Aber mitten in dieser Freude kam dem Jäger gleich wieder eine Sorge. „Um Gottswillen, Duhrlaucht, wenn’s mit der Aussteuer wirklich wahr is, sagen S’ nur ja kei’m Menschen ein Wörtl davon!“

„Nein, Pepperl, das bleibt unter uns.“ Doch Ettingen hatte diese Bitte anders verstanden, als sie gemeint war.

„Denn wissen S’, wenn das unter d’ Leut’ käm’, da hätten S’ kein’ Ruh’ nimmer, Tag und Nacht. Da thät’ ja die ganz’ Gegend heiraten auf Ihnen ’nauf … und jeder, der ’was brauchen könnt’, thät’ sich denken: Ah was, der gute Kerl, der giebt mir schon auch was … hat er’s dem Pepperl ’geben, giebt er’s mir auch! … Nimmer schlafen könnten S’ vor lauter Brautleut’!“

Ettingen lachte. „Ja, Pepperl, da wollen wir lieber reinen Mund halten!“ –

Als sie den Heimweg antraten, hatte der Jäger solche Eile in den Beinen, daß er alle Augenblicke ein paar hundert Schritte voraus war und wieder stehen bleiben mußte, um auf seinen Herrn zu warten.
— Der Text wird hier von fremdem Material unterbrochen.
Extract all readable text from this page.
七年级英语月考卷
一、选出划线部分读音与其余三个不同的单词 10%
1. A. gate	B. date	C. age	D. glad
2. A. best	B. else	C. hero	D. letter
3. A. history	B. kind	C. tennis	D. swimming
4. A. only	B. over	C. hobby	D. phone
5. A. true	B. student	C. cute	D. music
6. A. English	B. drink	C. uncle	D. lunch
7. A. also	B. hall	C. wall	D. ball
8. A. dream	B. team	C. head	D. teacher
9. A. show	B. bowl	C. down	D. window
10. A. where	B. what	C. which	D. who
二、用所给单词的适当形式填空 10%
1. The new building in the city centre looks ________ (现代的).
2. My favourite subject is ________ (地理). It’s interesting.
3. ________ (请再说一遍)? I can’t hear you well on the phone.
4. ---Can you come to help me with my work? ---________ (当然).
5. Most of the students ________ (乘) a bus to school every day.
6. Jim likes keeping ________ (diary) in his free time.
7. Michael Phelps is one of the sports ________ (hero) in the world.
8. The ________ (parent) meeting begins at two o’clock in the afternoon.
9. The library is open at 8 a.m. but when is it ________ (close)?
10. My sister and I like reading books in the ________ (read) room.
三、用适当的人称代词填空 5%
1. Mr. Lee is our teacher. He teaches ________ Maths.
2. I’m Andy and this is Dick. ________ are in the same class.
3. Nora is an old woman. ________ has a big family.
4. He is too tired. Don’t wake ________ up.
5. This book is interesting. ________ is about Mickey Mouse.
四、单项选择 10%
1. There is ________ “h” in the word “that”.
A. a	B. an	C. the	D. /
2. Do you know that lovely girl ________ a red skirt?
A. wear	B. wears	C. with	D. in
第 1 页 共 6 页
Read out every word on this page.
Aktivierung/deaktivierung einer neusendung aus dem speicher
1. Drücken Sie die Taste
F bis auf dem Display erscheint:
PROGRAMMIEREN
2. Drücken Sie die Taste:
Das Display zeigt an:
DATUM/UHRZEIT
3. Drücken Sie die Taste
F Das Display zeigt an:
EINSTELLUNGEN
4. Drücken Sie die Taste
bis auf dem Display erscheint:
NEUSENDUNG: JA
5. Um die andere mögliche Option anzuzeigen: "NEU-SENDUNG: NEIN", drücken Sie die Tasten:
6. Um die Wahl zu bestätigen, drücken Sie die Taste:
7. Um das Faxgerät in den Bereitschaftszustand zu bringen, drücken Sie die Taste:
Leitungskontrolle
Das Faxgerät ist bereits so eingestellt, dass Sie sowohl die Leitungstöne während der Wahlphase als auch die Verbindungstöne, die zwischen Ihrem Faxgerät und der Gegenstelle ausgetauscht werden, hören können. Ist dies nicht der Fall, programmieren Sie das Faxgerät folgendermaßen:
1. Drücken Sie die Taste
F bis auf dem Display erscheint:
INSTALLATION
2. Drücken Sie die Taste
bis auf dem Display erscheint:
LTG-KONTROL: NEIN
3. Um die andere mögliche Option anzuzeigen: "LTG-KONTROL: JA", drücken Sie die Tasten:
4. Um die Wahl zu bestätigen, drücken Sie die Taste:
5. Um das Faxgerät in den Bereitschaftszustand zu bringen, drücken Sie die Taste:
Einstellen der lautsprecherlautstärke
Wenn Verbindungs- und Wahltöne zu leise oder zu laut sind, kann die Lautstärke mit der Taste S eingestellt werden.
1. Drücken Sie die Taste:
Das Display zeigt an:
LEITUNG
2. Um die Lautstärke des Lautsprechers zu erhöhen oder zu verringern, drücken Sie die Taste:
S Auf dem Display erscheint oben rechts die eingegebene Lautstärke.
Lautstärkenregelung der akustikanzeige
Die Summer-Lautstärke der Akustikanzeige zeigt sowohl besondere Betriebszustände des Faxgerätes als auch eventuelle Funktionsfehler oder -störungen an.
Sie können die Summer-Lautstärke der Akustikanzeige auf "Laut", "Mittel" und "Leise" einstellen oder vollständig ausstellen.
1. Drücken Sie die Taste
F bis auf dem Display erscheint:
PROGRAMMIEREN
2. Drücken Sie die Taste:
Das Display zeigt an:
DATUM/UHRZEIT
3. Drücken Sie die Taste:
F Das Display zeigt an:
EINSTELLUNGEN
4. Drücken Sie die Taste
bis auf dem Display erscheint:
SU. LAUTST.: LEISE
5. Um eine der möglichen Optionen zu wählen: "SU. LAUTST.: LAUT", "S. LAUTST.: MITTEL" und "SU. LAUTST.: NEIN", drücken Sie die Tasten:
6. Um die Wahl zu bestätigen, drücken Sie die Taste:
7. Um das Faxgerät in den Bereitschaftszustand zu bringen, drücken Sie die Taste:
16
Ehe der Pfad sich in den Wald verlor, klomm er über eine vorspringende Bergrippe hinweg, von welcher aus man über die Wipfel frei hinunter sehen konnte ins Thal. Wie ein zierliches Spielzeug lag die Tillfußer Alm mit den Jagdhäusern und der Sennhütte da drunten.

Pepperl zog in seiner freudigen Ungeduld das Fernrohr auf. „Muß doch schauen, ob ich ’s Madl net sieh’!“

Das sah er nun freilich nicht – dafür aber etwas anderes: eine vierspännige Equipage und einen Zweispänner, die im Hof des Jagdhauses standen.

„Duhrlaucht! Da fahren ja Ihre Gäst’ davon! Die Herrschaften sitzen schon im Wagen und g’rad’ steigt der Herr Martin auf’n Bock … und jetzt fahren s’ ’naus zum Hof!“

Ettingen antwortete nicht; er machte nur lächelnd mit der Hand eine Bewegung, die jedes Wort ersetzte.

Pepperl aber war ganz aufgeregt. „Ja kommt denn der Herr Martin fort? Für ganz?“

„Ja. Und Sie werden seinen Dienst bei mir übernehmen müssen …“

Da machte Pepperl ein Gesicht, als hätte sich in seinem Freudenkelch der letzte Tropfen Wermut in Zucker verwandelt.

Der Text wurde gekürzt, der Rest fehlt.